The director of photography, Jan De Bont, allegedly told Connery the ponytail resembled a “limp swinging d**k”.

Eventually, something had to change. Connery decided that he had made a mistake and went to the hair and makeup department once again to fix his barnet.

McTiernan remembered the ordeal: “Sean had made a thing of going bald nearly 10 years before to prove himself as an actor and that he wasn’t going to do anything phoney in front of the camera. I convinced him to go ahead and come up with a specific look, and he said: ‘I want to be Samuel Beckett,’ [who had] very skinny and long, spiky, straight-up hair. So we just went for it.”

Armed with a brand new hair-do, the real work was then about to begin.

READ MORE: James Bond: ‘Terrified’ Sean Connery was ‘drunk’ for iconic scene

The Hunt for Red October was nominated for Best Sound Mixing, Best Film Editing, and won an Academy Award for Best Sound Editing.

Connery was even awarded a personal honour during preparation for the film.

He spent some time aboard the real-life ship the USS Puffer to prepare for the role. During this time he was given Commander status, allowing him to give commands to the crew (with the Captain’s approval). Although, he didn’t seem to fondly remember the filming of The Hunt for Red October.
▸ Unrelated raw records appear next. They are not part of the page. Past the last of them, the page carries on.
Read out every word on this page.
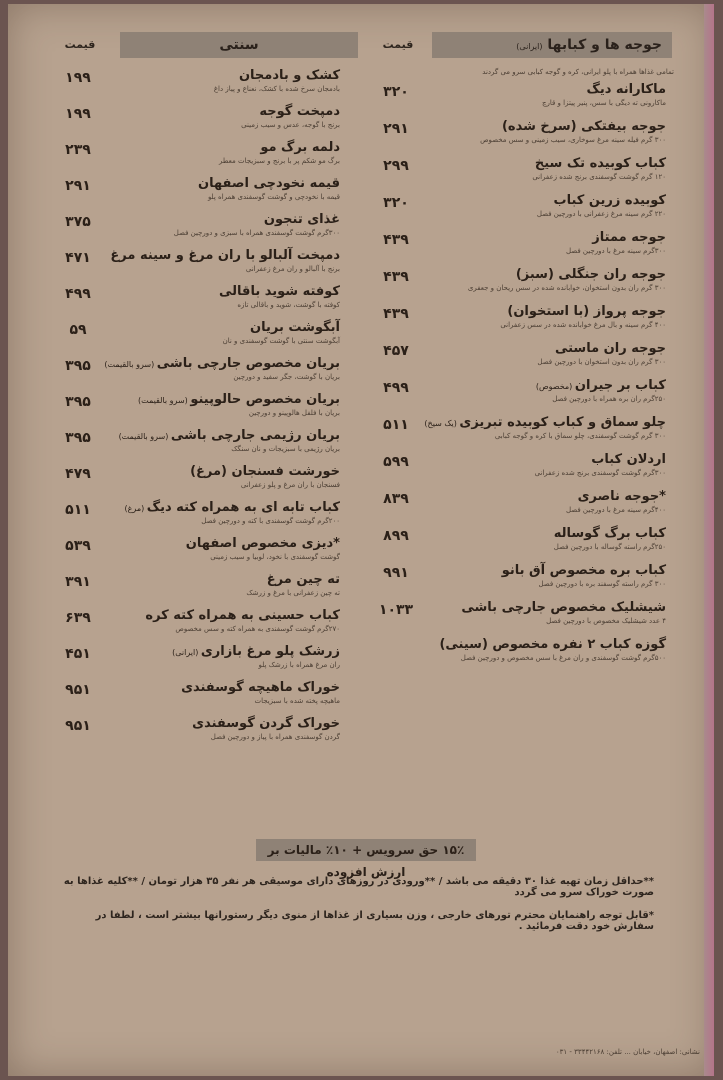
قیمت	جوجه ها و کبابها (ایرانی)
تمامی غذاها همراه با پلو ایرانی، کره و گوجه کبابی سرو می گردند
قیمت	سنتی
ماکارانه دیگ
ماکارونی ته دیگی با سس، پنیر پیتزا و قارچ
۳۲۰
جوجه بیفتکی (سرخ شده)
۳۰۰ گرم فیله سینه مرغ سوخاری، سیب زمینی و سس مخصوص
۲۹۱
کباب کوبیده تک سیخ
۱۲۰ گرم گوشت گوسفندی برنج شده زعفرانی
۲۹۹
کوبیده زرین کباب
۲۲۰ گرم سینه مرغ زعفرانی با دورچین فصل
۳۲۰
جوجه ممتاز
۳۰۰گرم سینه مرغ با دورچین فصل
۴۳۹
جوجه ران جنگلی (سبز)
۳۰۰ گرم ران بدون استخوان، خوابانده شده در سس ریحان و جعفری
۴۳۹
جوجه پرواز (با استخوان)
۴۰۰ گرم سینه و بال مرغ خوابانده شده در سس زعفرانی
۴۳۹
جوجه ران ماستی
۳۰۰ گرم ران بدون استخوان با دورچین فصل
۴۵۷
کباب بر جیران (مخصوص)
۲۵۰گرم ران بره همراه با دورچین فصل
۴۹۹
چلو سماق و کباب کوبیده تبریزی (یک سیخ)
۳۰۰ گرم گوشت گوسفندی، چلو سماق با کره و گوجه کبابی
۵۱۱
اردلان کباب
۳۰۰گرم گوشت گوسفندی برنج شده زعفرانی
۵۹۹
*جوجه ناصری
۴۰۰گرم سینه مرغ با دورچین فصل
۸۳۹
کباب برگ گوساله
۲۵۰گرم راسته گوساله با دورچین فصل
۸۹۹
کباب بره مخصوص آق بانو
۳۰۰ گرم راسته گوسفند بره با دورچین فصل
۹۹۱
شیشلیک مخصوص جارچی باشی
۴ عدد شیشلیک مخصوص با دورچین فصل
۱۰۳۳
گوزه کباب ۲ نفره مخصوص (سینی)
۵۰۰گرم گوشت گوسفندی و ران مرغ با سس مخصوص و دورچین فصل
کشک و بادمجان
بادمجان سرخ شده با کشک، نعناع و پیاز داغ
۱۹۹
دمپخت گوجه
برنج با گوجه، عدس و سیب زمینی
۱۹۹
دلمه برگ مو
برگ مو شکم پر با برنج و سبزیجات معطر
۲۳۹
قیمه نخودچی اصفهان
قیمه با نخودچی و گوشت گوسفندی همراه پلو
۲۹۱
غذای تنجون
۳۰۰گرم گوشت گوسفندی همراه با سبزی و دورچین فصل
۳۷۵
دمپخت آلبالو با ران مرغ و سینه مرغ
برنج با آلبالو و ران مرغ زعفرانی
۴۷۱
کوفته شوید باقالی
کوفته با گوشت، شوید و باقالی تازه
۴۹۹
آبگوشت بریان
آبگوشت سنتی با گوشت گوسفندی و نان
۵۹
بریان مخصوص جارچی باشی (سرو بالقیمت)
بریان با گوشت، جگر سفید و دورچین
۳۹۵
بریان مخصوص حالوپینو (سرو بالقیمت)
بریان با فلفل هالوپینو و دورچین
۳۹۵
بریان رژیمی جارچی باشی (سرو بالقیمت)
بریان رژیمی با سبزیجات و نان سنگک
۳۹۵
خورشت فسنجان (مرغ)
فسنجان با ران مرغ و پلو زعفرانی
۴۷۹
کباب تابه ای به همراه کته دیگ (مرغ)
۲۰۰گرم گوشت گوسفندی با کته و دورچین فصل
۵۱۱
*دیزی مخصوص اصفهان
گوشت گوسفندی با نخود، لوبیا و سیب زمینی
۵۳۹
ته چین مرغ
ته چین زعفرانی با مرغ و زرشک
۳۹۱
کباب حسینی به همراه کته کره
۲۷۰گرم گوشت گوسفندی به همراه کته و سس مخصوص
۶۳۹
زرشک پلو مرغ بازاری (ایرانی)
ران مرغ همراه با زرشک پلو
۴۵۱
خوراک ماهیچه گوسفندی
ماهیچه پخته شده با سبزیجات
۹۵۱
خوراک گردن گوسفندی
گردن گوسفندی همراه با پیاز و دورچین فصل
۹۵۱
۱۵٪ حق سرویس + ۱۰٪ مالیات بر ارزش افزوده
**حداقل زمان تهیه غذا ۳۰ دقیقه می باشد / **ورودی در روزهای دارای موسیقی هر نفر ۳۵ هزار تومان / **کلیه غذاها به صورت خوراک سرو می گردد
*قابل توجه راهنمایان محترم تورهای خارجی ، وزن بسیاری از غذاها از منوی دیگر رستورانها بیشتر است ، لطفا در سفارش خود دقت فرمائید .
نشانی: اصفهان، خیابان ... تلفن: ۳۳۴۴۲۱۶۸ - ۰۳۱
Connery later explained that shooting the movie was not a very comfortable experience, despite the fact it was not shot in a real submarine, but a very well-created set. He said: “It was very claustrophobic. There were 62 people in a very confined space, 45 feet (14 m) above the stage floor. It got very hot on the sets, and I’m also prone to seasickness. The set would tilt to 45 degrees. Very disturbing.”

The Hunt for Red October is available to watch on Netflix now.